I Giudici di legittimità hanno chiarito che il tribunale, una volta “accertata l’omissione da parte della debitrice e nel termine assegnato per il deposito della proposta di concordato preventivo con il piano […] e della relazione per l’assolvimento degli obblighi informativi”, è legittimato a dichiarare l’apertura della procedura di liquidazione giudiziale (Cass. n. 24833/2026 cit.).
Nell’attuale assetto concorsuale, disciplinato dal decreto legislativo 12 gennaio 2019, n. 14 (c.d. Codice della crisi), l’ipotesi liquidatoria si pone come residuale rispetto a quella regolatoria. Ciò in quanto il principio cardine dell’intero impianto normativo è rappresentato dalla continuità aziendale per cui l’istituto della liquidazione giudiziale è considerato come l’extrema ratio rispetto agli strumenti di regolazione della crisi e dell’insolvenza.
Uno degli strumenti previsti dal Codice della crisi è rappresentato dal concordato preventivo, il quale consente all’imprenditore che si trova in stato di crisi o di insolvenza di proporre, sulla base di uno specifico piano, il soddisfacimento dei creditori in misura non inferiore a quella realizzabile in caso di liquidazione giudiziale.
L’accesso a tale strumento regolatorio è consentito anche in caso di pendenza del procedimento finalizzato all’apertura della liquidazione giudiziale, che sia stato proposto da un soggetto diverso dal debitore: al ricorrere di tale ipotesi l’imprenditore è tenuto a presentare la relativa domanda nel detto procedimento entro la prima udienza fissata dal tribunale. Termine - questo - previsto a pena di decadenza.

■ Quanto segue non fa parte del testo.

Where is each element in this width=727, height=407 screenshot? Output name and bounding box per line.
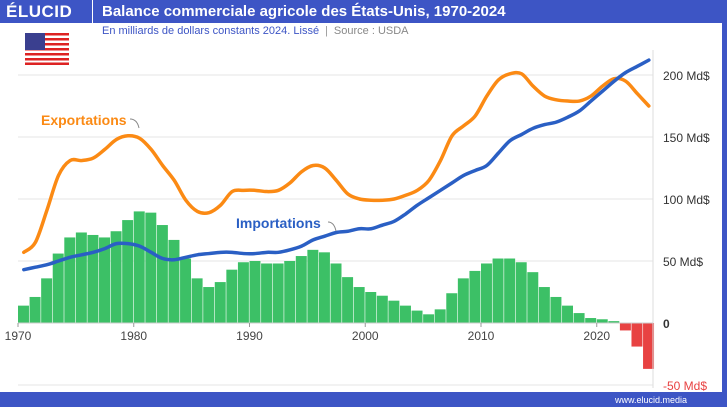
balance-bar [585, 318, 597, 323]
balance-bar [168, 239, 180, 323]
imports-label: Importations [236, 215, 321, 231]
balance-bar [365, 292, 377, 323]
balance-bar [122, 220, 134, 323]
header-divider [92, 0, 93, 23]
balance-bar [191, 278, 203, 323]
y-tick-label: 0 [663, 317, 670, 331]
balance-bar [180, 258, 192, 323]
balance-bar [214, 282, 226, 323]
y-tick-label: 50 Md$ [663, 255, 703, 269]
x-tick-label: 1970 [5, 329, 32, 343]
y-tick-label: 200 Md$ [663, 69, 710, 83]
balance-bar [527, 272, 539, 323]
footer-bar [0, 392, 727, 407]
balance-bar [237, 262, 249, 323]
balance-bar [87, 234, 99, 323]
frame-border [722, 0, 727, 407]
balance-bar [631, 323, 643, 347]
balance-bar [643, 323, 655, 369]
balance-bar [295, 256, 307, 323]
balance-bar [562, 305, 573, 323]
balance-bar [504, 258, 516, 323]
balance-bar [538, 287, 550, 323]
balance-bar [307, 249, 319, 323]
balance-bar [388, 300, 400, 323]
balance-bar [608, 321, 620, 323]
balance-bar [249, 261, 261, 323]
exports-label: Exportations [41, 112, 127, 128]
balance-bar [99, 237, 110, 323]
balance-bar [330, 263, 342, 323]
exports-leader-line [129, 118, 140, 129]
balance-bar [399, 305, 411, 323]
balance-bar [515, 262, 527, 323]
balance-bar [446, 293, 458, 323]
balance-bar [481, 263, 492, 323]
balance-bar [318, 252, 330, 323]
us-flag-icon [25, 33, 69, 65]
balance-bar [29, 296, 41, 323]
balance-bar [469, 270, 481, 323]
balance-bar [261, 263, 273, 323]
elucid-logo[interactable]: ÉLUCID [6, 2, 73, 21]
balance-bar [64, 237, 76, 323]
x-tick-label: 2000 [352, 329, 379, 343]
balance-bar [156, 225, 168, 323]
balance-bar [573, 313, 585, 323]
series-line-exportations [22, 70, 651, 255]
balance-bar [550, 296, 562, 323]
balance-bar [110, 231, 122, 323]
balance-bar [596, 319, 608, 323]
balance-bar [203, 287, 215, 323]
balance-bar [434, 309, 446, 323]
balance-bar [226, 269, 238, 323]
x-tick-label: 2010 [468, 329, 495, 343]
subtitle-divider: | [325, 25, 328, 37]
balance-bar [75, 232, 87, 323]
balance-bar [353, 287, 365, 323]
balance-bar [619, 323, 631, 331]
balance-bar [284, 261, 296, 323]
chart-subtitle: En milliards de dollars constants 2024. … [102, 25, 409, 37]
chart-title: Balance commerciale agricole des États-U… [102, 3, 506, 20]
balance-bar [423, 314, 435, 323]
balance-bar [457, 278, 469, 323]
balance-bar [18, 305, 29, 323]
balance-bar [411, 310, 423, 323]
balance-bar [133, 211, 145, 323]
x-tick-label: 1990 [236, 329, 263, 343]
balance-bar [52, 253, 64, 323]
y-tick-label: 100 Md$ [663, 193, 710, 207]
balance-bar [145, 212, 157, 323]
subtitle-text: En milliards de dollars constants 2024. … [102, 25, 320, 37]
x-tick-label: 1980 [120, 329, 147, 343]
y-tick-label: 150 Md$ [663, 131, 710, 145]
header-bar: ÉLUCID Balance commerciale agricole des … [0, 0, 727, 23]
balance-bar [272, 263, 284, 323]
source-text: Source : USDA [333, 25, 409, 37]
x-tick-label: 2020 [583, 329, 610, 343]
balance-bar [376, 295, 388, 323]
balance-bar [342, 277, 354, 323]
series-line-importations [22, 58, 651, 272]
balance-bar [41, 278, 53, 323]
balance-bar [492, 258, 504, 323]
footer-url[interactable]: www.elucid.media [614, 395, 687, 405]
imports-leader-line [327, 221, 337, 232]
y-tick-label: -50 Md$ [663, 379, 707, 393]
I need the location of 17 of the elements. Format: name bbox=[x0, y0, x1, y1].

Ne discende che nell’ipotesi in cui l’imprenditore, pur avendo proposto entro il termine decadenziale una domanda di accesso alla procedura concordataria con riserva di deposito di documentazione, non abbia presentato - nel successivo termine fissato dal tribunale - la relativa documentazione il tribunale è legittimato a pronunciare la declaratoria di apertura a carico del medesimo della liquidazione giudiziale.